China shipped out 6.17 million tonnes of refined products in December, equivalent to about 1.6 million barrels per day (MMbbl/d), using the BP conversion factor of 8 barrels of product per tonne. This was up 6.6% from November’s 5.79 million tonnes, and took the total for the year to 52.16 million tonnes, equivalent to about 1.14 MMbbl/d.
The strength in December’s exports of products, which include gasoline, diesel and jet fuel, was most likely a reflection of strong crude imports in November, when 9.01 MMbbl/d were brought in, the second highest on record.
The glut of crude available to Chinese refiners in November and December was also coupled with still strong margins for products across Asia.
The profit for processing a barrel of Dubai crude at a refinery in Singapore averaged $7.17 in December, according to Reuters data. This was above the current moving 365-day average of $7.05 per barrel, although it was down from a 2017 peak of $9.07 for the month of September.
This meant that Chinese refiners were able to take advantage of strong prices for products in December, while processing crude oil that was most likely bought in October, when the price of Middle East benchmark Oman crude was still around $55 per barrel.
But this dynamic has shifted fairly dramatically in recent weeks, with crude prices surging and refining margins dropping.
Oman crude futures ended at $67.10 per barrel on Jan. 12, the highest in just over three years, while the refinery margin dropped to $5.85 per barrel, close to the lowest since May last year.
Crude prices and refinery margins have an inverse relationship, with the profit from producing fuels tending to peak in the weeks after crude prices reach lows.
For example, when the refinery profits reached their 2017 peak of $11.01 per barrel on Sept. 1, it was about six weeks after Oman futures recorded their closing low for the year of $43.47 on June 21.
China’s Independent Refiners Are Key
The sharp jump in crude benchmarks in recent weeks may well be a reflection of the market view that OPEC and its allies in the deal to cut output are successfully tightening the market.
But higher crude prices undermine the profitability of their refinery customers, thus making it more likely that output will decline, at least to the point where inventories of refined fuels are low enough to cause their prices to rise, restoring margins.
For Chinese refiners, the trick is to work out whether it’s still worth importing crude for processing into fuels for exports.

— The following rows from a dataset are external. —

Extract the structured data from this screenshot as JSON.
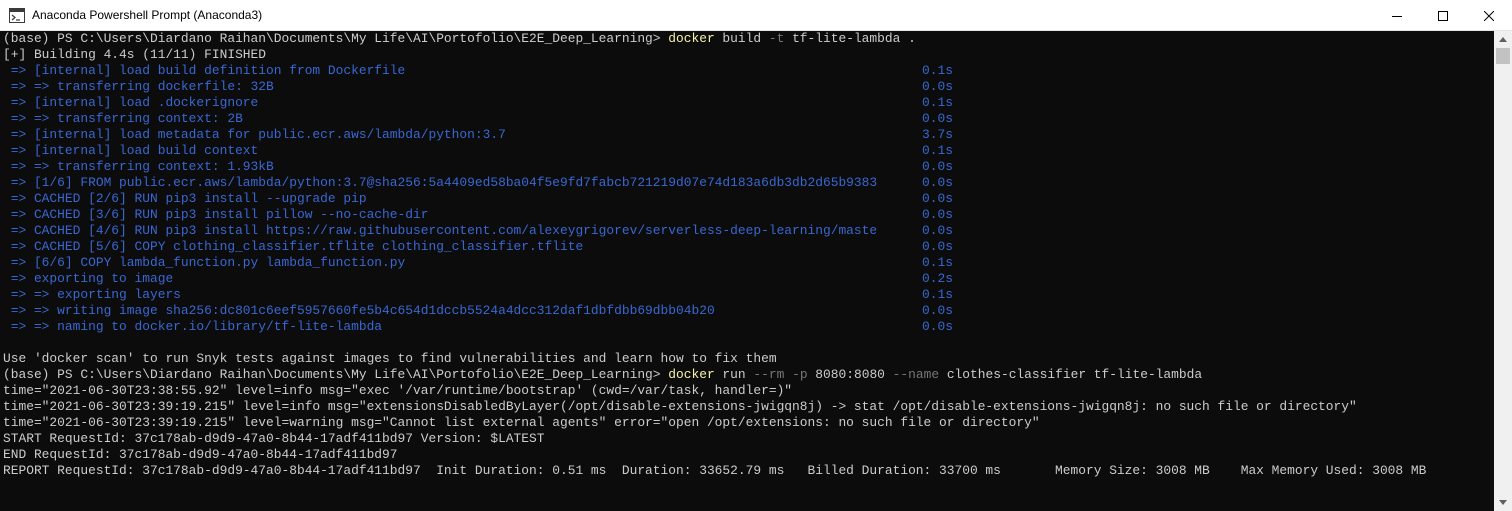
{
  "window": {
    "title": "Anaconda Powershell Prompt (Anaconda3)",
    "controls": {
      "minimize_icon": "minimize-icon",
      "maximize_icon": "maximize-icon",
      "close_icon": "close-icon"
    }
  },
  "colors": {
    "background": "#0c0c0c",
    "text": "#cccccc",
    "build_step": "#3a67d2",
    "command": "#f9f1a5",
    "flag": "#767676"
  },
  "console": {
    "prompt1": {
      "prompt": "(base) PS C:\\Users\\Diardano Raihan\\Documents\\My Life\\AI\\Portofolio\\E2E_Deep_Learning> ",
      "cmd": "docker",
      "args1": " build ",
      "flag1": "-t",
      "args2": " tf-lite-lambda ."
    },
    "building": "[+] Building 4.4s (11/11) FINISHED",
    "steps": [
      {
        "text": " => [internal] load build definition from Dockerfile",
        "time": "0.1s"
      },
      {
        "text": " => => transferring dockerfile: 32B",
        "time": "0.0s"
      },
      {
        "text": " => [internal] load .dockerignore",
        "time": "0.1s"
      },
      {
        "text": " => => transferring context: 2B",
        "time": "0.0s"
      },
      {
        "text": " => [internal] load metadata for public.ecr.aws/lambda/python:3.7",
        "time": "3.7s"
      },
      {
        "text": " => [internal] load build context",
        "time": "0.1s"
      },
      {
        "text": " => => transferring context: 1.93kB",
        "time": "0.0s"
      },
      {
        "text": " => [1/6] FROM public.ecr.aws/lambda/python:3.7@sha256:5a4409ed58ba04f5e9fd7fabcb721219d07e74d183a6db3db2d65b9383",
        "time": "0.0s"
      },
      {
        "text": " => CACHED [2/6] RUN pip3 install --upgrade pip",
        "time": "0.0s"
      },
      {
        "text": " => CACHED [3/6] RUN pip3 install pillow --no-cache-dir",
        "time": "0.0s"
      },
      {
        "text": " => CACHED [4/6] RUN pip3 install https://raw.githubusercontent.com/alexeygrigorev/serverless-deep-learning/maste",
        "time": "0.0s"
      },
      {
        "text": " => CACHED [5/6] COPY clothing_classifier.tflite clothing_classifier.tflite",
        "time": "0.0s"
      },
      {
        "text": " => [6/6] COPY lambda_function.py lambda_function.py",
        "time": "0.1s"
      },
      {
        "text": " => exporting to image",
        "time": "0.2s"
      },
      {
        "text": " => => exporting layers",
        "time": "0.1s"
      },
      {
        "text": " => => writing image sha256:dc801c6eef5957660fe5b4c654d1dccb5524a4dcc312daf1dbfdbb69dbb04b20",
        "time": "0.0s"
      },
      {
        "text": " => => naming to docker.io/library/tf-lite-lambda",
        "time": "0.0s"
      }
    ],
    "scan_hint": "Use 'docker scan' to run Snyk tests against images to find vulnerabilities and learn how to fix them",
    "prompt2": {
      "prompt": "(base) PS C:\\Users\\Diardano Raihan\\Documents\\My Life\\AI\\Portofolio\\E2E_Deep_Learning> ",
      "cmd": "docker",
      "args1": " run ",
      "flag1": "--rm",
      "args2": " ",
      "flag2": "-p",
      "args3": " 8080:8080 ",
      "flag3": "--name",
      "args4": " clothes-classifier tf-lite-lambda"
    },
    "logs": [
      "time=\"2021-06-30T23:38:55.92\" level=info msg=\"exec '/var/runtime/bootstrap' (cwd=/var/task, handler=)\"",
      "time=\"2021-06-30T23:39:19.215\" level=info msg=\"extensionsDisabledByLayer(/opt/disable-extensions-jwigqn8j) -> stat /opt/disable-extensions-jwigqn8j: no such file or directory\"",
      "time=\"2021-06-30T23:39:19.215\" level=warning msg=\"Cannot list external agents\" error=\"open /opt/extensions: no such file or directory\"",
      "START RequestId: 37c178ab-d9d9-47a0-8b44-17adf411bd97 Version: $LATEST",
      "END RequestId: 37c178ab-d9d9-47a0-8b44-17adf411bd97",
      "REPORT RequestId: 37c178ab-d9d9-47a0-8b44-17adf411bd97  Init Duration: 0.51 ms  Duration: 33652.79 ms   Billed Duration: 33700 ms       Memory Size: 3008 MB    Max Memory Used: 3008 MB"
    ]
  }
}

In some ways the current market dynamic in Asia is an exercise in working out which of the refiners that export product has the most efficient plants and can therefore withstand lower product margins.

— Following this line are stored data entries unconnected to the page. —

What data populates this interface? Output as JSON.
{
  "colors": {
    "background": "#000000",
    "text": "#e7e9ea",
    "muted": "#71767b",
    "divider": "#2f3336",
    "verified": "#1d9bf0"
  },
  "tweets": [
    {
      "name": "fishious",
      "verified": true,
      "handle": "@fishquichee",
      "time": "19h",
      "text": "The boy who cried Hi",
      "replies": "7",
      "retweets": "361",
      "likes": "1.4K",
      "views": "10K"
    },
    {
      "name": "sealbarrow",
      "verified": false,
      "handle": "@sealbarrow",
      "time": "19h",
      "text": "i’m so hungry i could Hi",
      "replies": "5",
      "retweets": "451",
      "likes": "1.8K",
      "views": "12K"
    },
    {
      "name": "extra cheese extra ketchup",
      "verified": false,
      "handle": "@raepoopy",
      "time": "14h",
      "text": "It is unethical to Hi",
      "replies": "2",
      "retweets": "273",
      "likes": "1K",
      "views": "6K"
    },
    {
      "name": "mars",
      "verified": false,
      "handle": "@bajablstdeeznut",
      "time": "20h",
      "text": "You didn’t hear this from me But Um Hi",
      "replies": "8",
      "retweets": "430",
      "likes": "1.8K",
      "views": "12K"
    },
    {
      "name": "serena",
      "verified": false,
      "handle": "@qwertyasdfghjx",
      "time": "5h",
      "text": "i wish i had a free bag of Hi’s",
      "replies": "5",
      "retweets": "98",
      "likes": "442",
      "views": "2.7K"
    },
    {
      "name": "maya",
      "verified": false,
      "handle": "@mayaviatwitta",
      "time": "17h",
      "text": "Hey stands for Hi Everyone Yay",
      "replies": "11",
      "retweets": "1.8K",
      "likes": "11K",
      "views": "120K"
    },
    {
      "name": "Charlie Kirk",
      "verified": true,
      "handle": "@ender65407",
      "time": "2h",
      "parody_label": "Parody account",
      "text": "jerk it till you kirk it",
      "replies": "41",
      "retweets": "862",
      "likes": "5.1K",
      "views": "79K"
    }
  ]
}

While the major, state-owned refiners in China operate new generation units, it’s likely that the smaller, independent refiners may struggle to compete on level terms with their larger domestic counterparts, and also efficient large-scale export refineries in other parts of Asia, such as those in Singapore or India's west coast.

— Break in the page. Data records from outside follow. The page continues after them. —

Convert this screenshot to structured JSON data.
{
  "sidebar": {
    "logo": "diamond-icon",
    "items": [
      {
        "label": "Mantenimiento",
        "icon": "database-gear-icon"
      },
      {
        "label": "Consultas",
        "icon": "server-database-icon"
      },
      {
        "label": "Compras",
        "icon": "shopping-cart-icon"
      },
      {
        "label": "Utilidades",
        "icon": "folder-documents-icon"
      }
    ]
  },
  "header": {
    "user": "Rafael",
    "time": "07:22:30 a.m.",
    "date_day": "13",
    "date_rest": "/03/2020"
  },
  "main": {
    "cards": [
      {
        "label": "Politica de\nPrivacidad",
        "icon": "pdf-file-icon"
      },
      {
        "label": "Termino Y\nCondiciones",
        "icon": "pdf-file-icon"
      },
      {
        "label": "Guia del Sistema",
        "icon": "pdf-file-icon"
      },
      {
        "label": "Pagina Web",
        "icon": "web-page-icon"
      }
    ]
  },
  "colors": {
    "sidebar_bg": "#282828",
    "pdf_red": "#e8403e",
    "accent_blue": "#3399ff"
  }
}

Given that smaller refiners were behind much of the gain in China’s crude imports in 2017, any sign that they may pull back on purchases would be bearish for crude imports.
Independent refiners, sometimes referred to as teapots, imported about 70.5 million tonnes of crude in 2017, up from 42.1 million in 2016, according to data compiled by Thomson Reuters Oil Research and Forecasts. This means that the independent refiners imported about 568,000 bpd more last year than they did in 2016, accounting for much of China's overall increase in crude imports of about 800,000 bpd.
In some ways China’s independent refiners have become the single most important driver of overall global crude demand growth, meaning their health becomes of increasing importance.
The current expectation is that these refiners will continue to import more crude, given the authorities in Beijing appear to be enabling this by granting them quotas to buy foreign oil directly.
But ultimately, what will determine if this turns out to be the case is whether China’s independent refiners can compete domestically and regionally with the bigger players.